Endocrine Abstracts

Introduction: Hyperinsulinaemic hypoglycaemia (HH), characterized by unregulated insulin secretion from pancreatic β-cells, is an important cause of hypoglycaemia in children. Mutations in the K_ATP channel genes (ABCC8/KCNJ11) are the most common cause of congenital HH. The second common cause, hyperinsulinism hyperammonaemia (HIHA) syndrome caused by mutations in GLUD1 gene, is associated with elevated serum ammonia and protein sensitivity. We describe four patients with severe protein sensitive hyperinsulinaemic hypoglycaemia (HH) with normal serum ammonia and no mutation in the ABCC8/KCNJ11/GLUD1 genes.

Methods: Patients were investigated with 24-h blood glucose profile, controlled diagnostic fasting studies and protein load test. Molecular genetic testing for ABCC8/KCNJ11/GLUD1 was undertaken on diagnosis of HH. Glutamate dehydrogenase (GDH; encoded by GLUD1) activity was measured in lymphoblasts and liver tissue in one patient.

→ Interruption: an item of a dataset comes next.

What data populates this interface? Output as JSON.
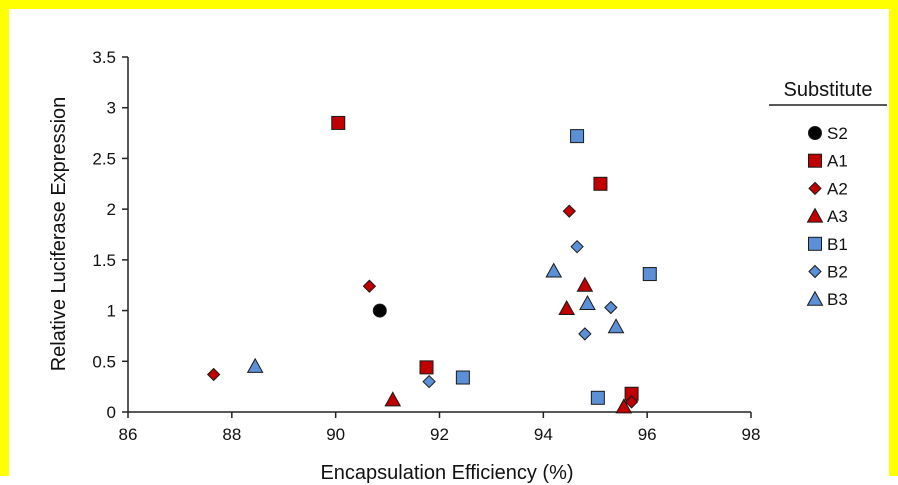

Results: All four patients (three females/one male), born from non-consanguinous Caucasian parents, presented with symptomatic hypoglycaemia within first year of life. They had random episodes of hypoglycaemia, not necessarily related to fasting. Controlled fasting studies revealed appropriate suppression of serum insulin and elevation of β-hydroxybutyrate and non-esterified fatty acids. Serum cortisol, lactate, plasma aminoacids, acylcarnitine profile and urine organic-acids were normal. Serum ammonia was persistently normal in all patients. Oral protein load testing unmasked severe protein sensitive HH. Molecular genetic testing for ABCC8, KCNJ11 and GLUD1 was negative. Measurement of GDH activity was normal in lymphoblasts and liver tissue in one patient, not suggestive of mosaicism for GLUD1. All patients responded well to diazoxide treatment. Follow up testing of these patients showed persistence of protein sensitive HH.

Conclusions: We describe a case-series of four patients with normoammonaemic protein sensitive HH with negative molecular genetics for ABCC8/KCNJ11/GLUD1. These clinical and biochemical observations are suggestive of a possible new syndrome of protein induced HH with normal serum ammonia. Further research is required to understand the molecular basis.